For the Johnsons, their tomatoes had gone early. The free-range guinea eggs sold by Gumboro’s Bill Stevenson were also a quick sell-out, leaving him to show off part of his flock of the birds and talk with would-be buyers who will have to wait until July 8 for their next chance to buy eggs at the market.
Bennett said the market’s bread vendor had been up all night baking but still ran out of his sourdough loafs and baguettes within an hour. She said he hoped to expand the sourdough production to try to keep up with the market’s demand.
“We’ll have more tomatoes next week,” Johnson promised, “maybe some sweet corn.”
Bennett said market organizers were also expecting to be joined by the Magee family on July 8, to expand the fruit offerings with their strawberries, plus a variety of vegetables. The Parsons family’s watermelons and cantaloupes are also on the list, along with even more vegetables.

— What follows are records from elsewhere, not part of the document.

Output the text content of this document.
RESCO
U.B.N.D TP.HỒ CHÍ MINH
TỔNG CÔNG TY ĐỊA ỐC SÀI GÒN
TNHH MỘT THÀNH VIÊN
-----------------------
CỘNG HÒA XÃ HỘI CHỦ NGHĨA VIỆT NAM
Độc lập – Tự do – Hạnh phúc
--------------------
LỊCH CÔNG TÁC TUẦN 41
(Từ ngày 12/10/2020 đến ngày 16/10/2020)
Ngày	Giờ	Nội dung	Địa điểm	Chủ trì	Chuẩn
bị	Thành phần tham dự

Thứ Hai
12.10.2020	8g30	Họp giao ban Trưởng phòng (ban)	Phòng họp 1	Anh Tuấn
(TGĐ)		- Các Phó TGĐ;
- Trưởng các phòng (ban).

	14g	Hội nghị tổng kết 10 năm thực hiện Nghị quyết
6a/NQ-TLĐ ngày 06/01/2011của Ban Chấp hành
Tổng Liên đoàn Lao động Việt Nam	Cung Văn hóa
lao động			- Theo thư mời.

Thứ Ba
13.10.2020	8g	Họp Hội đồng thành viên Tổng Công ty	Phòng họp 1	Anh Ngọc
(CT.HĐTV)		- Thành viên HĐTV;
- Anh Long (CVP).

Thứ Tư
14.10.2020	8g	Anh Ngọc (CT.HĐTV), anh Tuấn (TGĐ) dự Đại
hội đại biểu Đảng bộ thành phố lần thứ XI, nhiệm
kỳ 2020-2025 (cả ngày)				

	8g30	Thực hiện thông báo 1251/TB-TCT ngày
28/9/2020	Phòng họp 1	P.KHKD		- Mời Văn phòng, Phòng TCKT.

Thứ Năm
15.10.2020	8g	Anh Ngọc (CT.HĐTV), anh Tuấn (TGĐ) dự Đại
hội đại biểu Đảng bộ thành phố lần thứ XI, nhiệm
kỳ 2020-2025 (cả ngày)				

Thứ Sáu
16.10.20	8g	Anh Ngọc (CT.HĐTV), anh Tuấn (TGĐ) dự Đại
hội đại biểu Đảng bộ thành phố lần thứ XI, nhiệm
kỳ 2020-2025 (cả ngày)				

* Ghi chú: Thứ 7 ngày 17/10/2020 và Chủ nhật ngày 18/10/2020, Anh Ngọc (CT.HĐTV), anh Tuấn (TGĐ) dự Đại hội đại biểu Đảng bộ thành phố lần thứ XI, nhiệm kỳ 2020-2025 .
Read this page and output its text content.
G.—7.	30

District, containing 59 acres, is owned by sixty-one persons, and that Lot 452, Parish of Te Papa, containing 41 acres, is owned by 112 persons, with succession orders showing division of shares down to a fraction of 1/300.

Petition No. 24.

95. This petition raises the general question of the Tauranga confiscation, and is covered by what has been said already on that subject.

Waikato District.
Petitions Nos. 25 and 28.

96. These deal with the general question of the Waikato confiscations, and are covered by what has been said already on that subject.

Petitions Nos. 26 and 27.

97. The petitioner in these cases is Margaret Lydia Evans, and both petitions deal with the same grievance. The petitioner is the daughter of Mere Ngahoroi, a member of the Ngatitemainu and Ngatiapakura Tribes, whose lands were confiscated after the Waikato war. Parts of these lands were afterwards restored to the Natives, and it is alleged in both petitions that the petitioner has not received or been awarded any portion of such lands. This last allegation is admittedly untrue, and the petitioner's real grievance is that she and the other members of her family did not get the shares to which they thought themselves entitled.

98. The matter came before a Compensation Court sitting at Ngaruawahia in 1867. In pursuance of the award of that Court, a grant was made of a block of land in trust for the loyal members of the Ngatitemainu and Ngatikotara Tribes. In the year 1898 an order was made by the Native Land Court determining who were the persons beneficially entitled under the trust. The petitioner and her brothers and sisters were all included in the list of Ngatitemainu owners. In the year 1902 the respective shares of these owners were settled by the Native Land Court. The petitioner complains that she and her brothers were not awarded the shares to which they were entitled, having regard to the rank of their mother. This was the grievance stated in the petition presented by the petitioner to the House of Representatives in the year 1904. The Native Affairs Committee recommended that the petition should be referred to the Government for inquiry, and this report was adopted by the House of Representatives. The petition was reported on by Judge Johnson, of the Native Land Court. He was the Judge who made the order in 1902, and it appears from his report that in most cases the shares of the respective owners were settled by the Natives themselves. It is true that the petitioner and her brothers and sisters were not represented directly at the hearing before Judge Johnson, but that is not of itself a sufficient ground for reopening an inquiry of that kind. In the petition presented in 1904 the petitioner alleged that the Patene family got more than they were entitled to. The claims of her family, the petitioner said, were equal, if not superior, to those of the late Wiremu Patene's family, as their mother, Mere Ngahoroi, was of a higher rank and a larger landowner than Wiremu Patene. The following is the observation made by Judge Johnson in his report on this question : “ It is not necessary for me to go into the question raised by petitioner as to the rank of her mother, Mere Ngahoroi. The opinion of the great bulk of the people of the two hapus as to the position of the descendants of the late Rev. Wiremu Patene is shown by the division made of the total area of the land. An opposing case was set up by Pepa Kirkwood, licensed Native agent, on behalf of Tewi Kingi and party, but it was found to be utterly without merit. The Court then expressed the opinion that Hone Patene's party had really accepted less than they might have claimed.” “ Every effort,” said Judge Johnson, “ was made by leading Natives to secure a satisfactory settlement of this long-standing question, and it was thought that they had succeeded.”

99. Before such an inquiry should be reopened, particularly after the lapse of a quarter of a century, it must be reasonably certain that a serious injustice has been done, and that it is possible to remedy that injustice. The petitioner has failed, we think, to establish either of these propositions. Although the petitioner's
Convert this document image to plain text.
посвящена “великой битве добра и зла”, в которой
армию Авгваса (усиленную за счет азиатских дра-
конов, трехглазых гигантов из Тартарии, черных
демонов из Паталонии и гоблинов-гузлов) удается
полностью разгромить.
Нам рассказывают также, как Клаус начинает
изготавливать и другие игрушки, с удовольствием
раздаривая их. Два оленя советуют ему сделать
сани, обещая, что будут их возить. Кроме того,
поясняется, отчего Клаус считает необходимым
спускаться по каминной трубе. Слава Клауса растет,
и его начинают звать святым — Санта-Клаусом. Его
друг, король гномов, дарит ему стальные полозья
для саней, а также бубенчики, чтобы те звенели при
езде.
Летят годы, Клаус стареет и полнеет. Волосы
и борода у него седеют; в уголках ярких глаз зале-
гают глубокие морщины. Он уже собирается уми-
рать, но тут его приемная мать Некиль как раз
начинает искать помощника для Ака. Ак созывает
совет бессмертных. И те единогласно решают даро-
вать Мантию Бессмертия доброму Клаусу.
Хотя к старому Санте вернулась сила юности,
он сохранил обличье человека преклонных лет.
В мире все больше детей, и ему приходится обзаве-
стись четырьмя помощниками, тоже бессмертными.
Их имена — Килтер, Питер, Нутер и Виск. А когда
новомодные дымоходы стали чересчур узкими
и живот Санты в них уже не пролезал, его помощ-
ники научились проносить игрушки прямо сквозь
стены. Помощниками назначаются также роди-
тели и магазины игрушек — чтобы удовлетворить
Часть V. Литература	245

There was no question among market organizers or vendors, or their customers, on Sunday that the new market was a smash hit. While organized late in the season, under a push from Bennett and the Delaware Department of Agriculture, the market netted nearly a dozen vendors who were eager participants, along with townsfolk who volunteered and help get the effort moving.
Bennett said the first day of the market already gives the group a head start for future years, proving that the market can be successful and giving them clout with local and state officials for possible future enhancements, such as a longer season, additional vendors and space.
“This could never have happened if the public hadn’t said, ‘We want it. This is a great idea,’” Bennett emphasized Sunday.
Indeed, the turnout on July 1 proved that the area is ripe for supplies of fresh produce and other local food products. Market vendors will be busy this week and for the coming seven Sundays, through Aug. 19, knowing that if you grow it, they will come.